The mount is live on all 8 nodes. Any file written to /lustre on one node is immediately visible on every other node — no copying, no syncing.

# From node 0: write a file
echo "hello from node 0" > /lustre/test.txt

# From node 5: read it immediately
cat /lustre/test.txt
# hello from node 0

For the GPU training use case, this means:

  • Download the model once to /lustre/models/ — all nodes see it
  • Write checkpoints to /lustre/checkpoints/ — any node can resume
  • Share scripts and configs without scp

Lessons Learned

AMLFS requires a zone. I initially tried deploying without the zones field, hoping Azure would place it automatically. It won’t — the API returns InvalidParameter: Please specify a single availability zone. This means you also need to be aware of zonal capacity. My first deployment failed in zone 1 with OverconstrainedZonalAllocationRequestFailure; zone 2 worked immediately.

AMLFS needs its own subnet. Don’t try to put it in the same subnet as your VMs. The deployment will fail. A /24 is plenty.

The Lustre client package name is specific. It’s version-locked to both the Lustre release and the kernel version. If you update your VM image and the kernel changes, the install will fail silently unless you check for it. I add a fallback log message in cloud-init to catch this.

Deployment takes 10-15 minutes. Plan your automation around this — I deploy AMLFS with --no-wait, then use az deployment group wait --created to block until it’s ready before generating cloud-init and creating the VMSS.

When to Use AMLFS vs.

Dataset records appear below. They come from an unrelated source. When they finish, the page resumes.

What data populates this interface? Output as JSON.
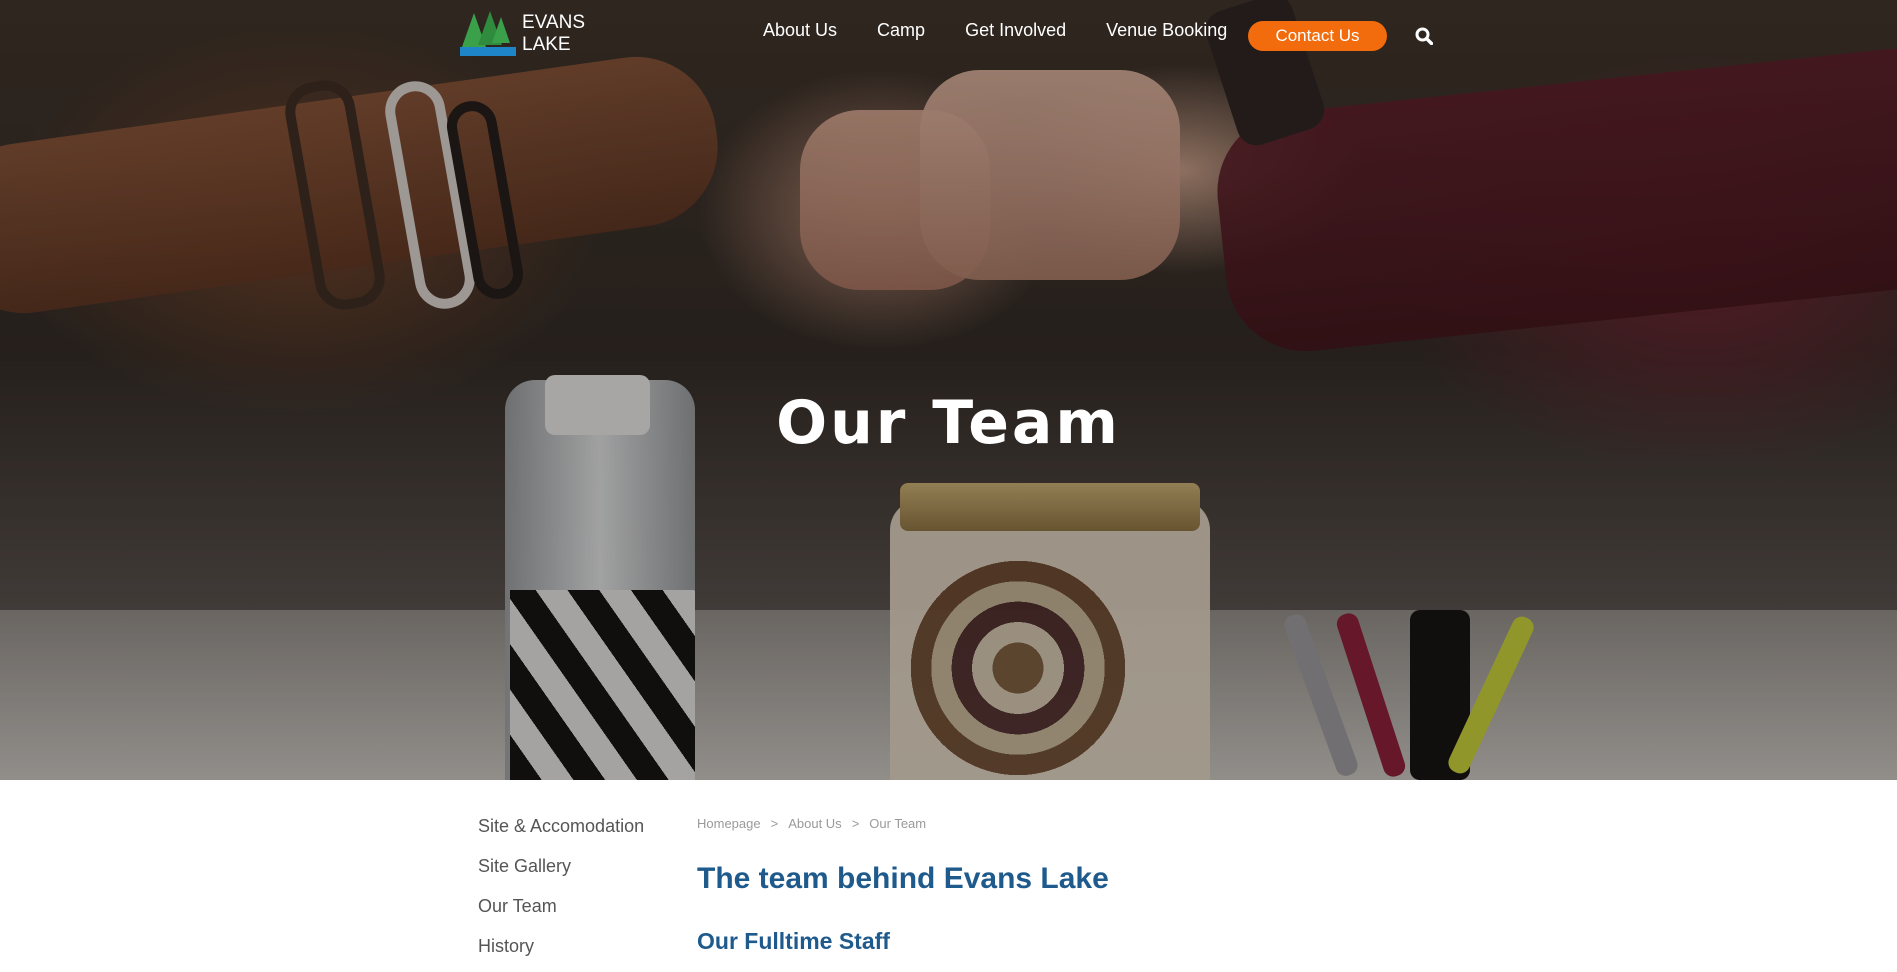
{
  "brand": {
    "line1": "EVANS",
    "line2": "LAKE"
  },
  "nav": {
    "items": [
      "About Us",
      "Camp",
      "Get Involved",
      "Venue Booking"
    ],
    "cta": "Contact Us",
    "search_icon": "search-icon"
  },
  "hero": {
    "title": "Our Team"
  },
  "sidebar": {
    "items": [
      "Site & Accomodation",
      "Site Gallery",
      "Our Team",
      "History"
    ]
  },
  "breadcrumb": {
    "items": [
      "Homepage",
      "About Us",
      "Our Team"
    ],
    "separator": ">"
  },
  "content": {
    "heading": "The team behind Evans Lake",
    "subheading": "Our Fulltime Staff"
  },
  "colors": {
    "accent": "#f26c0e",
    "heading": "#1f5a8c",
    "logo_green": "#3aa14a",
    "logo_blue": "#1e86c8"
  }
}
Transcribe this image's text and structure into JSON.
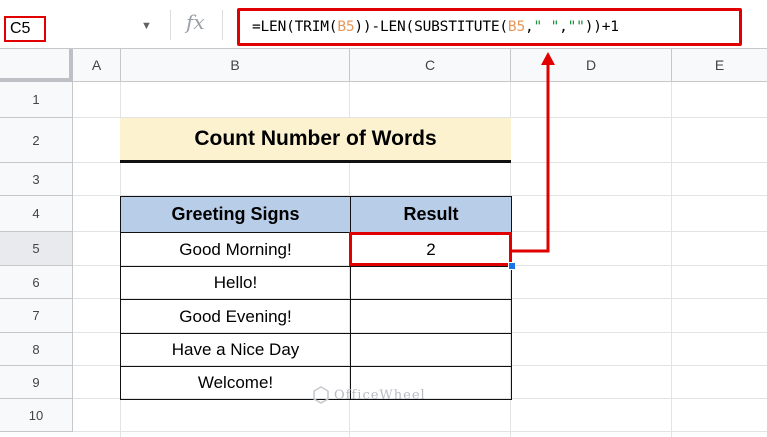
{
  "formula_bar": {
    "name_box": "C5",
    "fx_label": "fx",
    "formula_parts": [
      "=LEN(TRIM(",
      "B5",
      "))-LEN(SUBSTITUTE(",
      "B5",
      ",",
      "\" \"",
      ",",
      "\"\"",
      "))+1"
    ]
  },
  "columns": [
    "A",
    "B",
    "C",
    "D",
    "E"
  ],
  "rows": [
    "1",
    "2",
    "3",
    "4",
    "5",
    "6",
    "7",
    "8",
    "9",
    "10"
  ],
  "sheet": {
    "title": "Count Number of Words",
    "table_headers": [
      "Greeting Signs",
      "Result"
    ],
    "table_rows": [
      {
        "greeting": "Good Morning!",
        "result": "2"
      },
      {
        "greeting": "Hello!",
        "result": ""
      },
      {
        "greeting": "Good Evening!",
        "result": ""
      },
      {
        "greeting": "Have a Nice Day",
        "result": ""
      },
      {
        "greeting": "Welcome!",
        "result": ""
      }
    ]
  },
  "watermark": "OfficeWheel",
  "colors": {
    "highlight_red": "#e00000",
    "title_fill": "#fdf2d0",
    "header_fill": "#b7cde8",
    "selection_blue": "#1a73e8"
  }
}
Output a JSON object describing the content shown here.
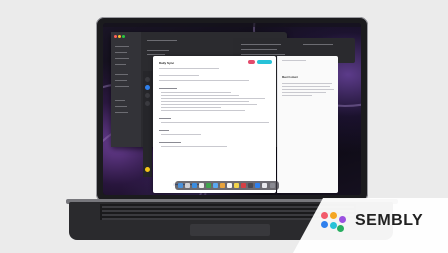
{
  "doc": {
    "title": "Daily Sync"
  },
  "panel": {
    "title": "Meet Content"
  },
  "brand": {
    "name": "SEMBLY",
    "logo_colors": [
      "#f25a6b",
      "#f5a623",
      "#2f80ed",
      "#27ae60",
      "#9b51e0",
      "#27c2d8"
    ]
  },
  "icons": [
    "laptop-icon",
    "sembly-logo-icon"
  ]
}
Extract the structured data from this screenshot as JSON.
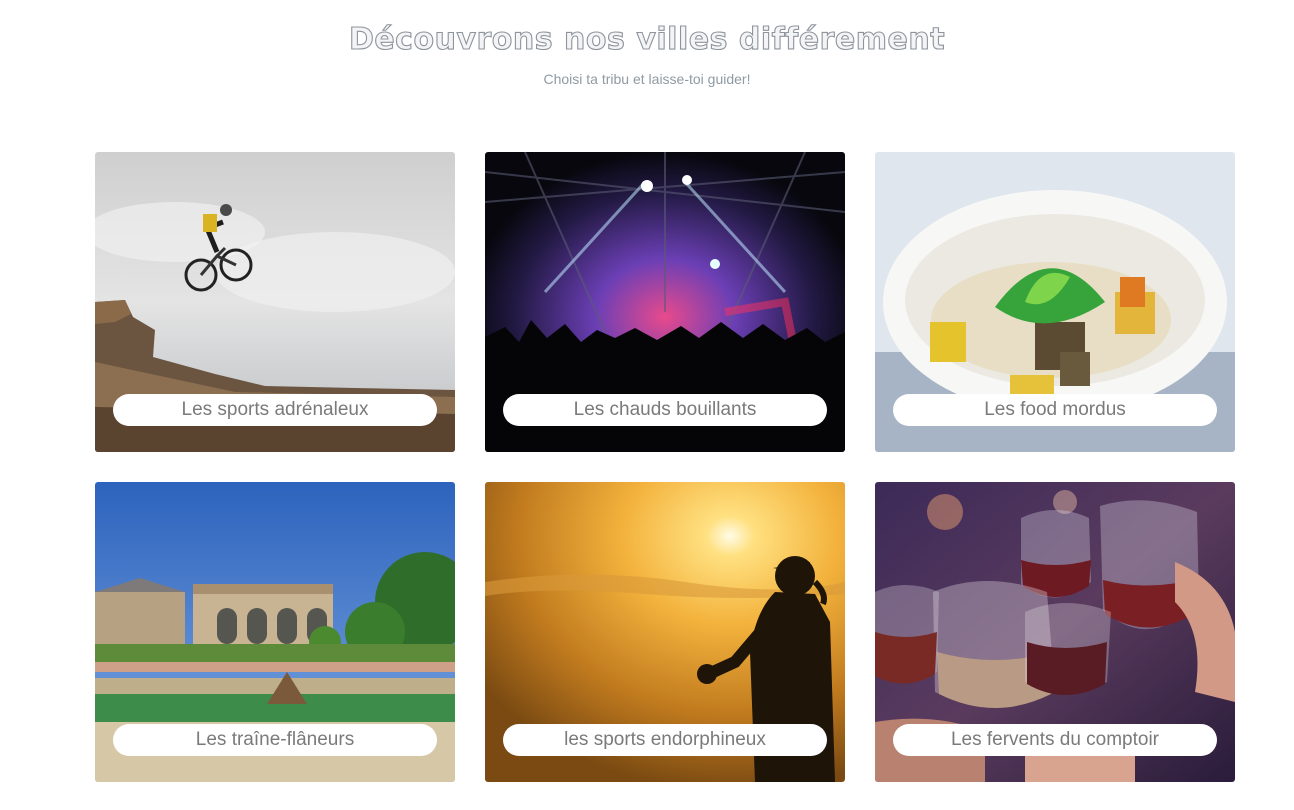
{
  "header": {
    "title": "Découvrons nos villes différement",
    "subtitle": "Choisi ta tribu et laisse-toi guider!"
  },
  "tribes": [
    {
      "label": "Les sports adrénaleux",
      "image": "mountain-bike-jump-photo"
    },
    {
      "label": "Les chauds bouillants",
      "image": "concert-crowd-photo"
    },
    {
      "label": "Les food mordus",
      "image": "noodle-bowl-photo"
    },
    {
      "label": "Les traîne-flâneurs",
      "image": "palace-garden-photo"
    },
    {
      "label": "les sports endorphineux",
      "image": "sunset-runner-photo"
    },
    {
      "label": "Les fervents du comptoir",
      "image": "beer-glasses-toast-photo"
    }
  ]
}
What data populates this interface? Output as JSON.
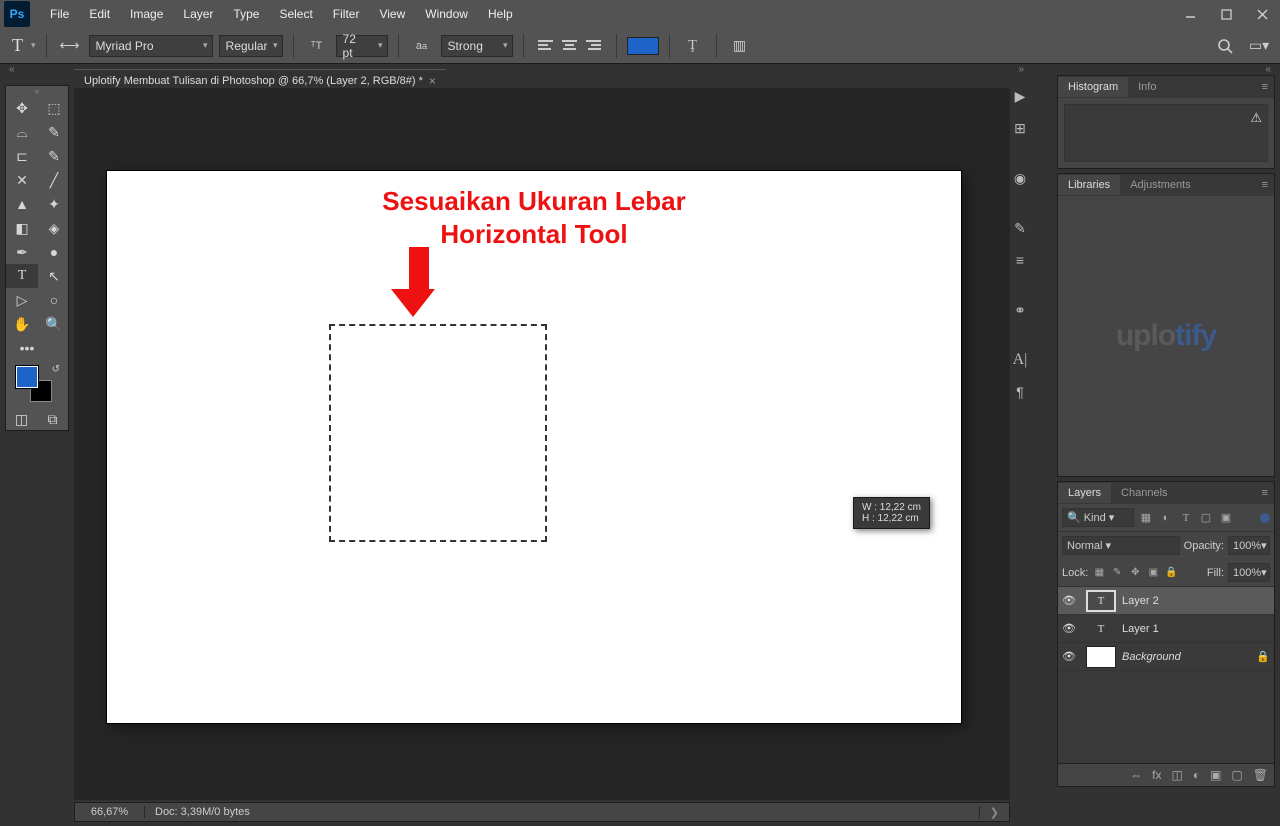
{
  "menu": [
    "File",
    "Edit",
    "Image",
    "Layer",
    "Type",
    "Select",
    "Filter",
    "View",
    "Window",
    "Help"
  ],
  "opt": {
    "font": "Myriad Pro",
    "fontStyle": "Regular",
    "fontSize": "72 pt",
    "aa": "Strong"
  },
  "doc": {
    "tab": "Uplotify Membuat Tulisan di Photoshop @ 66,7% (Layer 2, RGB/8#) *"
  },
  "canvas": {
    "headline1": "Sesuaikan Ukuran Lebar",
    "headline2": "Horizontal Tool",
    "tipW": "W :   12,22 cm",
    "tipH": "H :   12,22 cm"
  },
  "watermark": {
    "a": "uplo",
    "b": "tify"
  },
  "panel": {
    "histogram": "Histogram",
    "info": "Info",
    "libraries": "Libraries",
    "adjustments": "Adjustments",
    "layers": "Layers",
    "channels": "Channels",
    "kind": "Kind",
    "normal": "Normal",
    "opacityL": "Opacity:",
    "opacityV": "100%",
    "lockL": "Lock:",
    "fillL": "Fill:",
    "fillV": "100%",
    "l2": "Layer 2",
    "l1": "Layer 1",
    "bg": "Background"
  },
  "status": {
    "zoom": "66,67%",
    "doc": "Doc: 3,39M/0 bytes"
  }
}
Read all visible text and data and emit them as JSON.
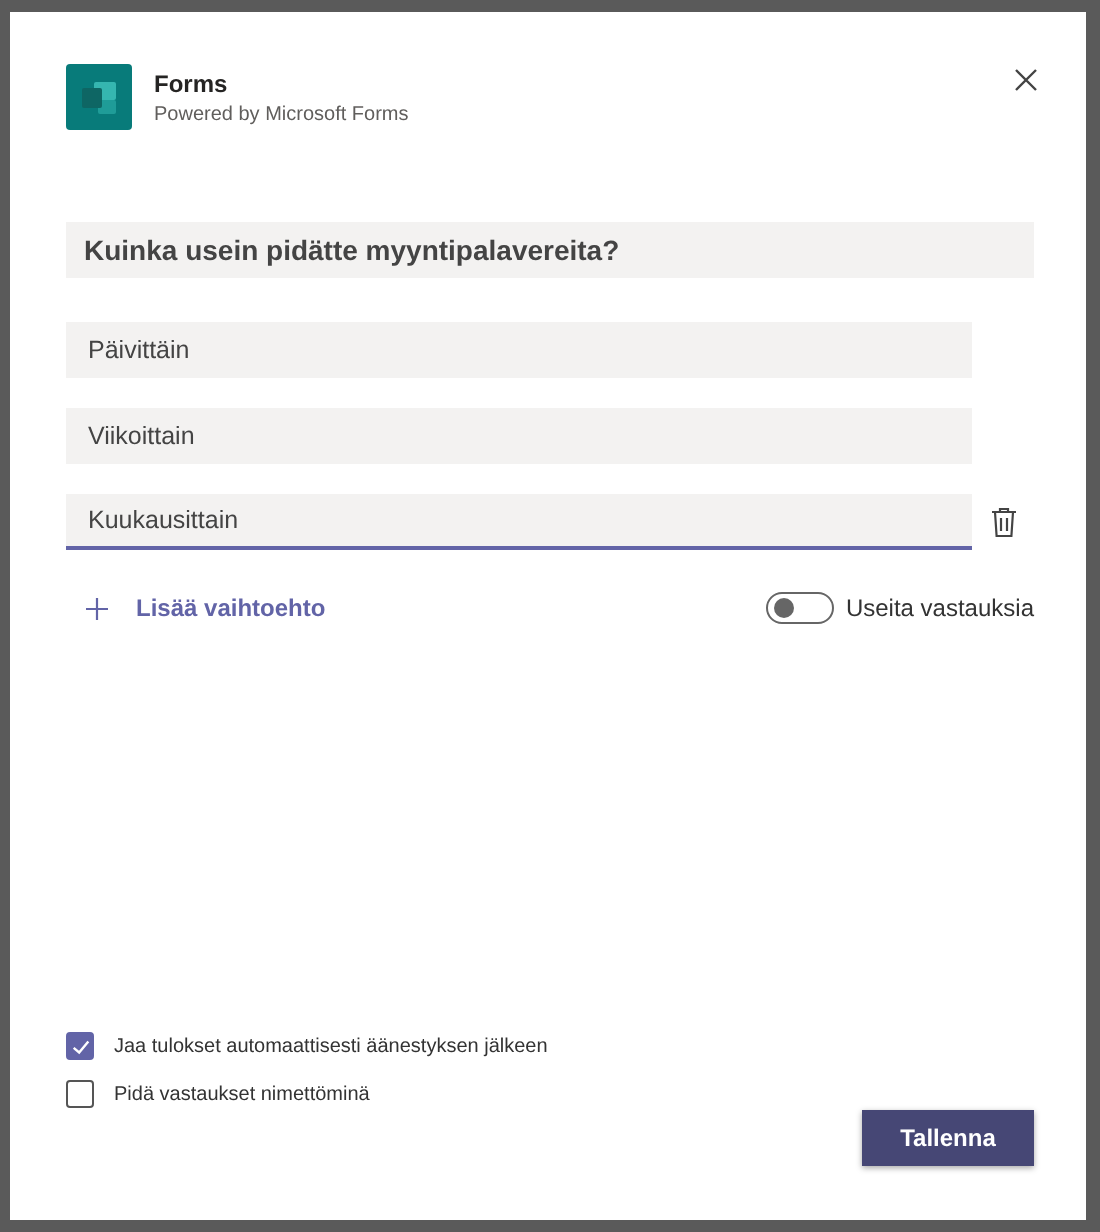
{
  "dialog": {
    "app_name": "Forms",
    "subtitle": "Powered by Microsoft Forms"
  },
  "question": "Kuinka usein pidätte myyntipalavereita?",
  "options": [
    {
      "text": "Päivittäin",
      "focused": false
    },
    {
      "text": "Viikoittain",
      "focused": false
    },
    {
      "text": "Kuukausittain",
      "focused": true
    }
  ],
  "add_option": "Lisää vaihtoehto",
  "multiple_answers": {
    "label": "Useita vastauksia",
    "on": false
  },
  "settings": [
    {
      "label": "Jaa tulokset automaattisesti äänestyksen jälkeen",
      "checked": true
    },
    {
      "label": "Pidä vastaukset nimettöminä",
      "checked": false
    }
  ],
  "save_button": "Tallenna"
}
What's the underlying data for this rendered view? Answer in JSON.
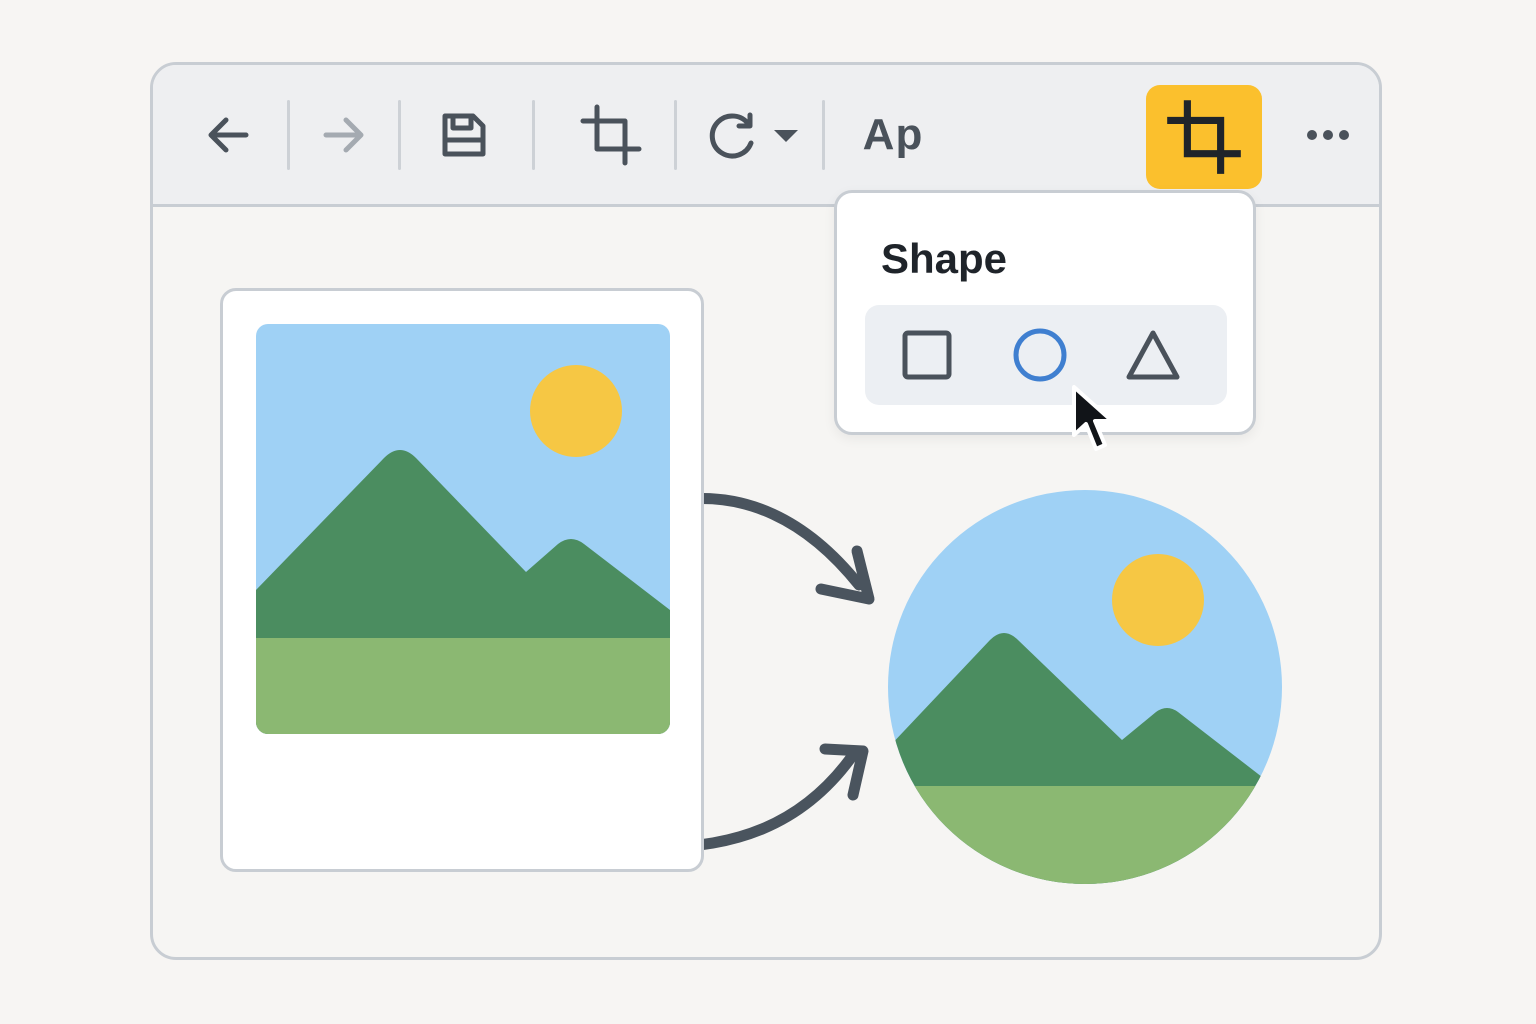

Alternatives

Option Throughput Shared? Managed? Best For
AMLFS Up to 500 MBps/TiB Yes (POSIX) Yes Multi-node training, shared model weights
NFS on VM Limited by single VM NIC Yes (NFS) No Small clusters, prototyping
Local NVMe Highest No N/A Single-node scratch, per-node caching

AMLFS hits the sweet spot for GPU clusters: it’s POSIX-compatible (so torch.save() and huggingface-cli download just work), it scales throughput with capacity, and you don’t have to manage any infrastructure. The main trade-off is cost — Lustre is more expensive per TiB than blob storage, so use it for active working sets and archive to blob when you’re done.

Summary

Deploying AMLFS with a GPU VMSS cluster requires:

  1. A VNet with a dedicated subnet for AMLFS
  2. An ARM template deployment with an explicit availability zone
  3. Cloud-init that installs the Lustre client and mounts the file system at boot

Once it’s up, every node in the cluster shares a high-throughput POSIX file system — no file copying, no NFS bottleneck, no manual syncing. For multi-node GPU training at scale, it eliminates one of the most annoying operational headaches.